Batı Şeria ve Gazze sırasıyla 5505 km2 ve 363 km2’lik bir alanı kaplamaktadır. Batı Şeria’da yaklaşık 700.000 kişi yaşamakta ve 127 kişi/metrekare yoğunluğa sahipken Gazze’de yaklaşık 300.000 kişi (825 kişi/metrekare) yaşamaktadır ve bunlara kamplara tıkılmış 72.500 ve 195.000 mülteciyi de eklememiz gerekmektedir. ’67 savaşından önce Batı Şeria ekonomisi esasen geçimlik bir ekonomiydi; nüfusun büyük bir kısmı, yaklaşık yüzde 50’si tarımla uğraşırken, sadece yüzde l5’i neredeyse tamamen 4 ya da 5 işçinin çalıştığı küçük atölyelerden oluşan henüz ilkel bir sanayide istihdam ediliyordu. Biraz daha gelişmiş olan Gazze Şeridi’nde ise nüfusun %33’ü tarımda istihdam ediliyordu. İsrail işgali, her emperyalizmin yaptığı gibi, İsrail devletinin her kaynağı kendi özel çıkarı için sömürmeye çalıştığı bu bölgelerin ekonomisini derinden etkiledi.

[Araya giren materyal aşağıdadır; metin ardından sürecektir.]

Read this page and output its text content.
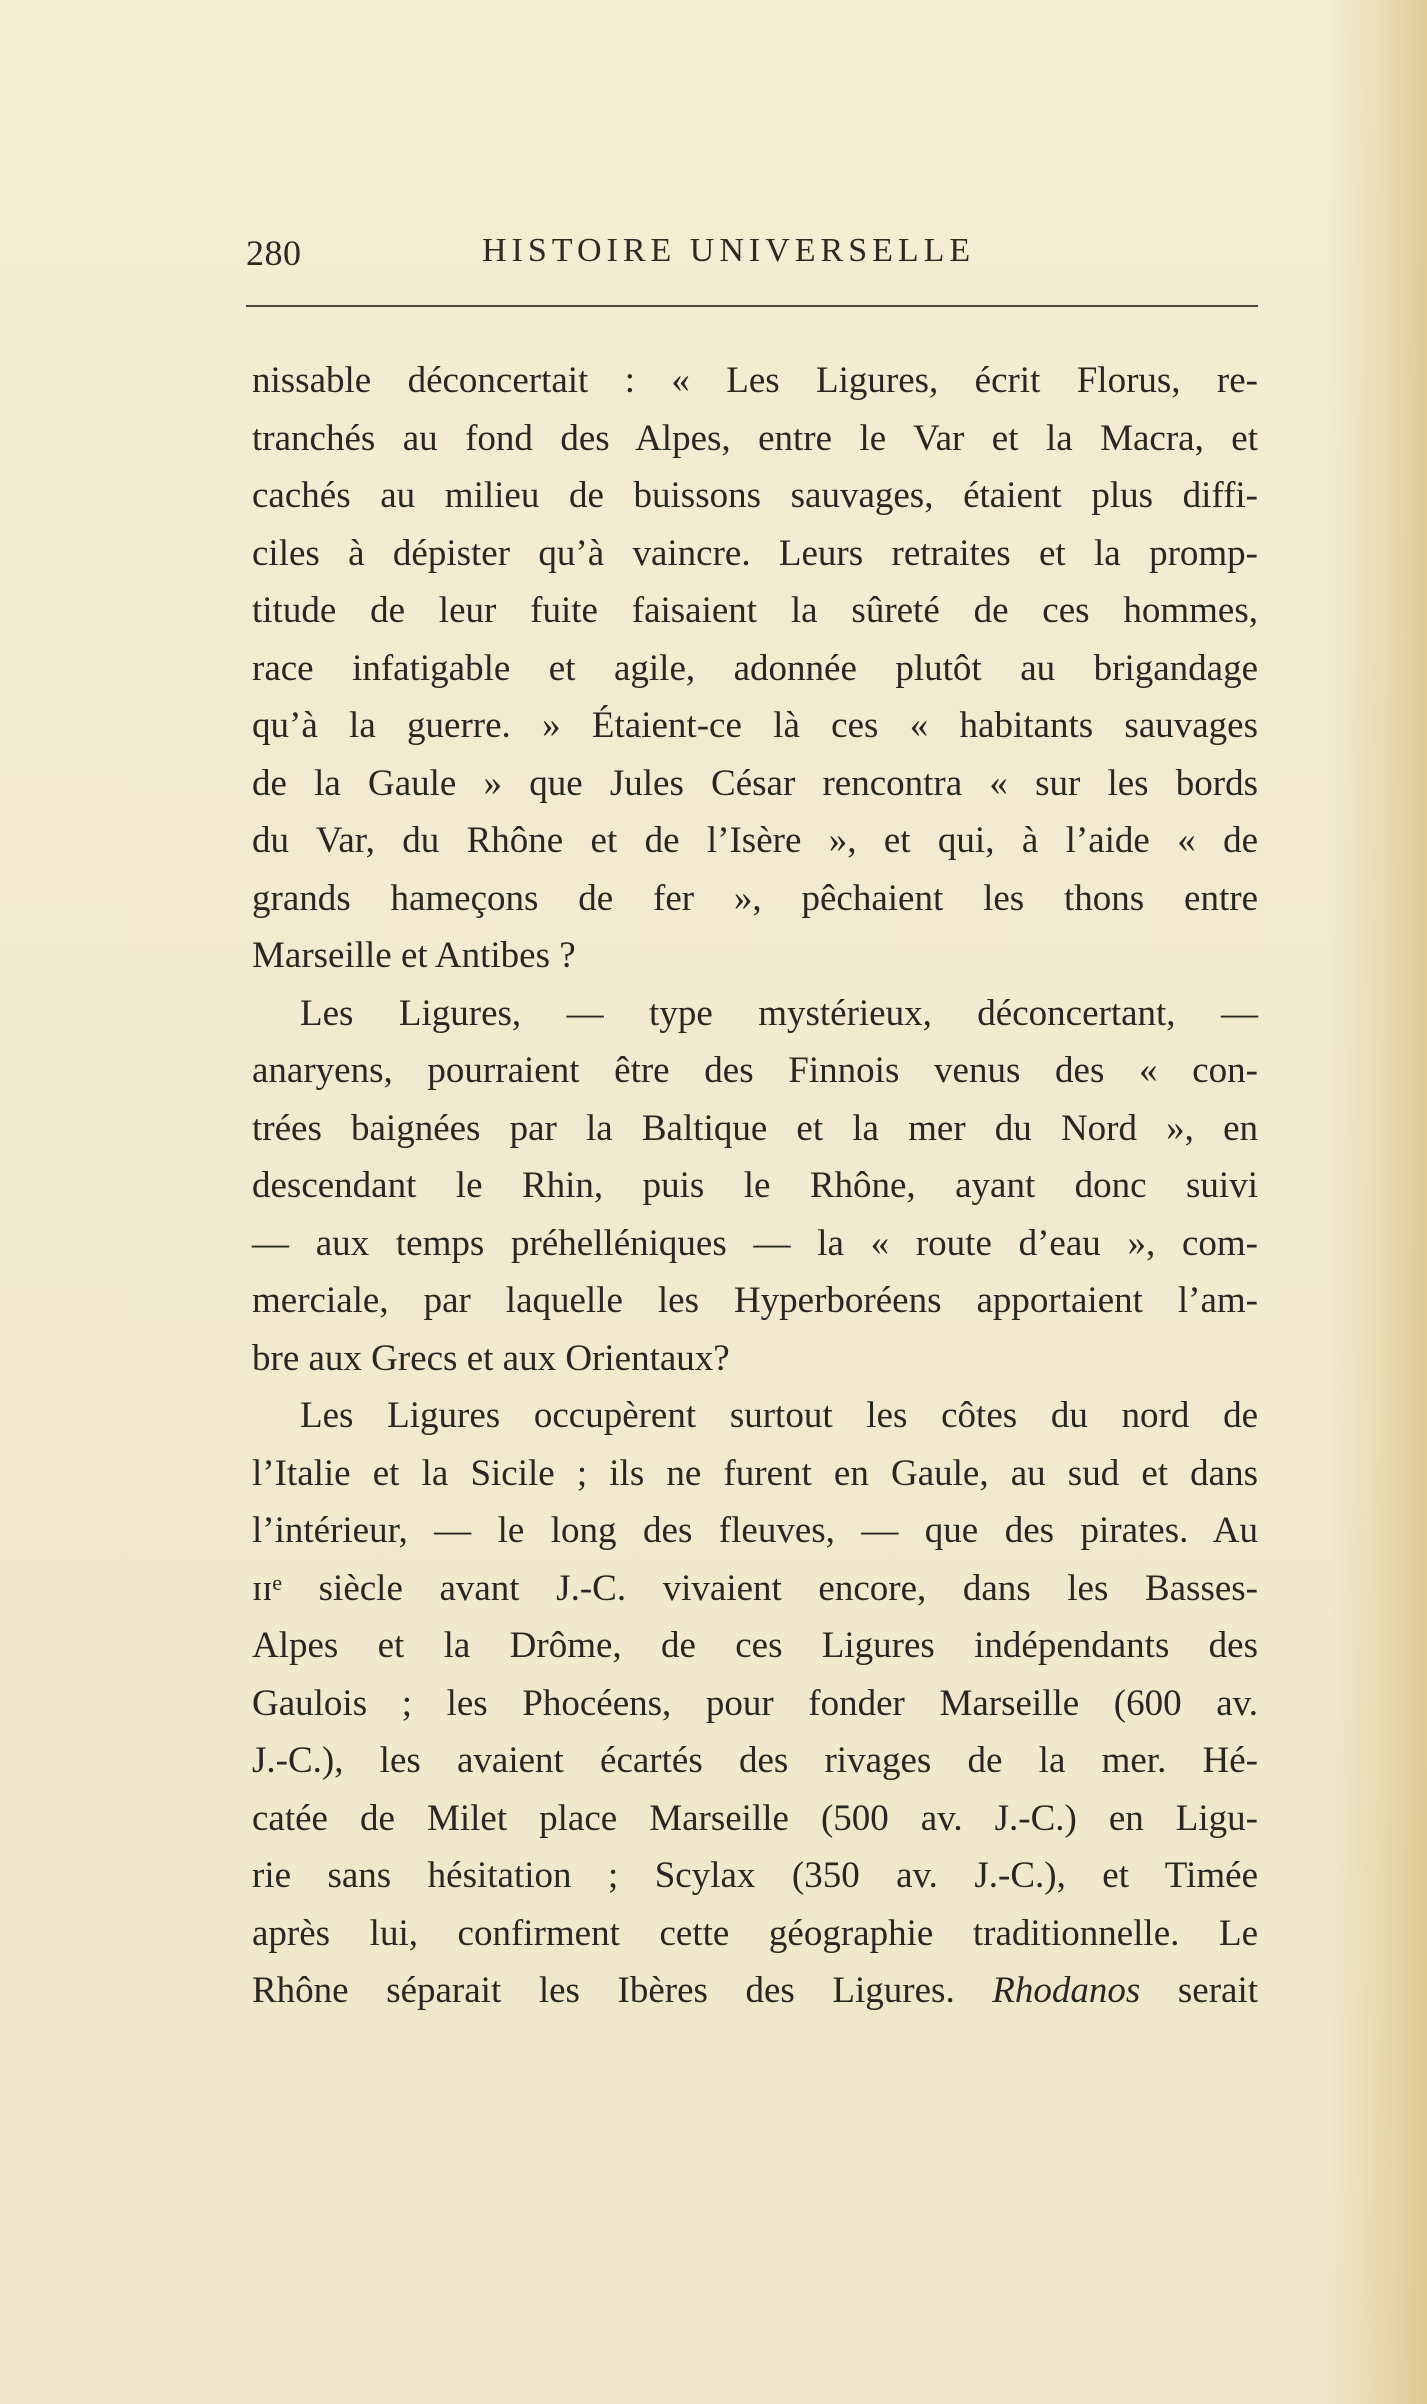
280	HISTOIRE UNIVERSELLE
nissable déconcertait : « Les Ligures, écrit Florus, re-
tranchés au fond des Alpes, entre le Var et la Macra, et
cachés au milieu de buissons sauvages, étaient plus diffi-
ciles à dépister qu’à vaincre. Leurs retraites et la promp-
titude de leur fuite faisaient la sûreté de ces hommes,
race infatigable et agile, adonnée plutôt au brigandage
qu’à la guerre. » Étaient-ce là ces « habitants sauvages
de la Gaule » que Jules César rencontra « sur les bords
du Var, du Rhône et de l’Isère », et qui, à l’aide « de
grands hameçons de fer », pêchaient les thons entre
Marseille et Antibes ?
Les Ligures, — type mystérieux, déconcertant, —
anaryens, pourraient être des Finnois venus des « con-
trées baignées par la Baltique et la mer du Nord », en
descendant le Rhin, puis le Rhône, ayant donc suivi
— aux temps préhelléniques — la « route d’eau », com-
merciale, par laquelle les Hyperboréens apportaient l’am-
bre aux Grecs et aux Orientaux?
Les Ligures occupèrent surtout les côtes du nord de
l’Italie et la Sicile ; ils ne furent en Gaule, au sud et dans
l’intérieur, — le long des fleuves, — que des pirates. Au
ɪɪᵉ siècle avant J.-C. vivaient encore, dans les Basses-
Alpes et la Drôme, de ces Ligures indépendants des
Gaulois ; les Phocéens, pour fonder Marseille (600 av.
J.-C.), les avaient écartés des rivages de la mer. Hé-
catée de Milet place Marseille (500 av. J.-C.) en Ligu-
rie sans hésitation ; Scylax (350 av. J.-C.), et Timée
après lui, confirment cette géographie traditionnelle. Le
Rhône séparait les Ibères des Ligures. Rhodanos serait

İsrail burjuvazisi, her şeyden önce, mülteci kitleleri ve köylülerin mülksüzleştirilmesiyle sağlanan büyük ucuz işgücü rezervini, yerinde ya da İsrail Devleti’nin kendisinde sömürerek, aynı zamanda nihai ilhak için zemin hazırlamak üzere fazla nüfusu yerinden etmeye çalışarak sömürme eğiliminde olmuştur.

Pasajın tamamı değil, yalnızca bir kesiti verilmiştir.